In order to assess the extent of possible functional compensation on the retention of MD gene duplicates, we have thus investigated the mode of inheritance of human MDs. To this end, we retrieved the available information on the dominance and recessiveness of MDs from Online Mendelian Inheritance in Man (OMIM)  and Blekhman et al. . Manual curation yielded 620 autosomal dominant and 838 autosomal recessive MD genes after excluding sex-linked genes and MD genes documented as both dominant and recessive (Dataset S1).
Using Chen et al.'s dataset and analysis, we then found that autosomal recessive MD gene duplicates (with possible functional compensation) do not exhibit significantly more correlated expression profiles than ND genes (p = 0.426, Wilcoxon Rank Sum Test, as compared to p = 0.00298 for all MD genes in Figure 2B in ), whereas autosomal dominant MD gene duplicates (with unlikely functional compensation) in fact exhibit significant expression profile correlations (p = 0.00028).
Moreover, looking for duplication biases of recessive versus dominant MDs confirmed that recessive MDs, which could in principle provide functional compensation, have not retained significantly more duplicates. Indeed, Figure 1C shows that recessive MDs do not present any biased retention of ohnologs, 28.3% versus 27.7% (p = 0.79; FE test); SSD duplicates, 38.8% versus 41.6% (p = 0.31; FE test); or singletons, 25.3% versus 23.7% (p = 0.42; FE test), as compared to their respective prevalence in the entire human genome (Figure 1A). These observations clearly show that the maintenance of recessive MD genes is largely independent of their WGD, SSD, or singleton status, suggesting limited effects of functional compensation by paralogs on the retention of gene duplicates associated to recessive MDs in human. By contrast, we observed (Figure 1D) that dominant MDs exhibit a strong enrichment in ohnologs, 45% versus 27.7% (p = 1.8×10−10; FE test), with concomitant depletions in both SSD, 30.1% versus 41.6% (p = 0.0001; FE test), and singletons, 13.2% versus 23.7% (p = 1.59×10−7; FE test). The same trend is observed for haploinsufficient and dominant negative genes . This is unlikely to result from a functional compensation by paralogs because of the molecular genetics of dominance, as discussed above.
Finally, we investigated the enrichment in WGD and SSD duplicates of essential genes for which functional compensation could in principle be advantageous owing to the lethality of their double mutants. However, we found that human orthologs of mouse genes, reported as being “essential” genes from large-scale null mutant studies in mouse , are only slightly enriched in ohnologs, 48.9% versus 44.6% (p = 0.02, FE test), and hardly depleted in SSD, 30.9% versus 33% (p = 0.14, FE test), in which 44.6% and 33% are, respectively, the global proportions of ohnologs and SSD among the 6,436 genes tested for null mutation in mouse (Figures 2A and 2B). In fact, these small deviations, consistent with earlier findings , even become nonsignificant once genes with dominant allelic mutants are removed from the list of 6,436 genes tested for essentiality in mouse (Figures 2C and 2D), i.e., 41.6% versus 37.8% for ohnologs (p = 0.1, FE test) and 34.1% versus 36.2% for SSD (p = 0.34, FE test), in which 37.8% and 36.2% are, respectively, the global proportions of ohnologs and SSD among the 3,493 genes tested for null mutation in mouse after removing dominant disease genes, oncogenes, and genes with dominant negative mutations or autoinhibitory folds (Figures 2C and 2D) . Hence, we could not find any significant enrichment in duplicates in support of possible functional compensation for essential genes, in broad agreement with early reports , . Moreover, taking into account the age distribution of SSD duplicates (including corrections for the visible age bias of genes tested for essentiality in mouse [Figures 1A and 2A]) , , we actually found a relative lack of recent SSD of essential genes (Figure 2B and 2D) as observed for MD genes (Figure 1B–1D). This suggests evidence against functional redundancy in vertebrate essential genes, in agreement with an earlier report  and similar observations in yeast  and nematodes .

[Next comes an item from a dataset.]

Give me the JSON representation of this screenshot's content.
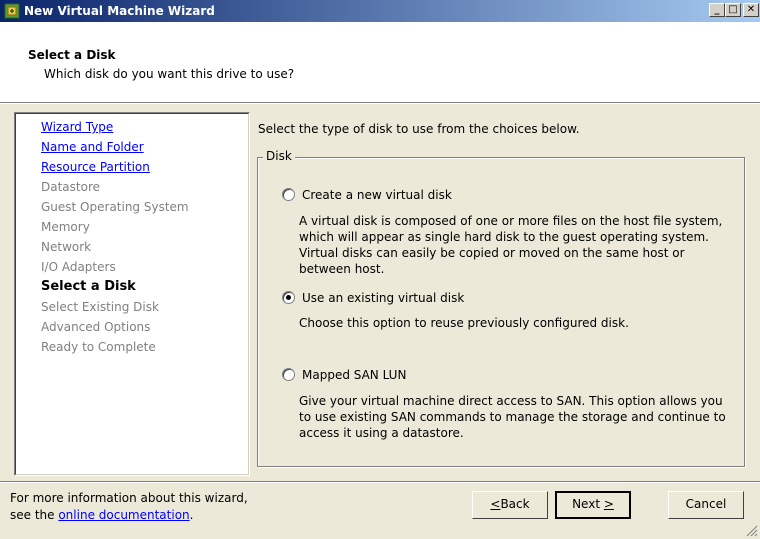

So, what could be the evolutionary mechanism behind the enhanced retention of WGD duplicates and relative depletion of SSD duplicates and singletons associated to MDs in humans (Figure 1B)? In other works , , we proposed a population genetics model based on the observation that a major difference between SSD and WGD scenarios concerns the timing of fixation of gene duplicates. It is well-known that the SSD scenario starts with a gene duplication in the genome of a single individual, which subsequently needs to spread through the entire population to reach fixation. By contrast, the WGD scenario entails an initial fixation of duplicated gene pairs in the genome of all individuals in the small population, arising through WGD. This is because WGD typically induces a speciation event due to the ploidy incompatibility of the post-WGD individuals with the rest of the pre-WGD population. This population genetics model  for the fixation of SSD versus WGD duplicates then predicts that the enhanced retention of “dangerous” ohnologs prone to dominant deleterious mutations (as depicted in Figure 1D) is a direct consequence of purifying selection in post-WGD population, as most surviving individuals retain (nondeleterious) functional copies of their ohnologs that are prone to dominant deleterious mutations. By contrast, ohnologs prone to recessive deleterious mutations are more readily eliminated through loss-of-function mutations and are not expected to exhibit significant ohnolog retention bias (in agreement with Figure 1C). As for SSD duplicates, they are expected to be retained either from adaptive selection in large populations (N>105) or from purifying selection in small populations (N<104), in which SSD duplicates typically reach fixation by drift before their mutations actually occur, hence resembling the WGD scenario with an initial fixation of ohnologs through speciation in that case. This leads in principle to a complex retention pattern of SSD duplicates across evolutionary ages, in particular around WGD-induced population bottlenecks. Yet, overall it appears that genes with recent SSD duplicates are less likely to be MD genes than genes with WGD-old or older SSD duplicates (Figure 1).
All in all, we found that MD genes have preferentially retained WGD rather than SSD duplicates, as compared to nondisease genes. Yet, only dominant MD genes exhibit a clear enrichment in WGD duplicates, while the retention of duplicates of recessive MDs or essential genes, which might in principle experience functional compensation from paralogs, is in fact largely independent of their WGD, SSD, or singleton status. These results cannot be explained by the functional compensation hypothesis proposed in Chen et al. . They are, however, consistent with a population genetics model taking into account the initial fixation of ohnologs through WGD-induced speciation and the ensuing purifying selection in post-WGD populations , .
Materials and Methods
We obtained 20,415 protein coding genes in the human genome from Ensembl version 70 (Dataset S1). Ohnologs (7,075 genes) were obtained from , and SSDs (9,916 genes) were obtained by running an all-against-all BLASTp using the human proteins (see  for details). The genes which could not be classified as ohnologs or SSDs were taken to be the singleton genes (4,846 genes). The duplication timing of SSD genes was obtained from Ensembl compara  using BioMart.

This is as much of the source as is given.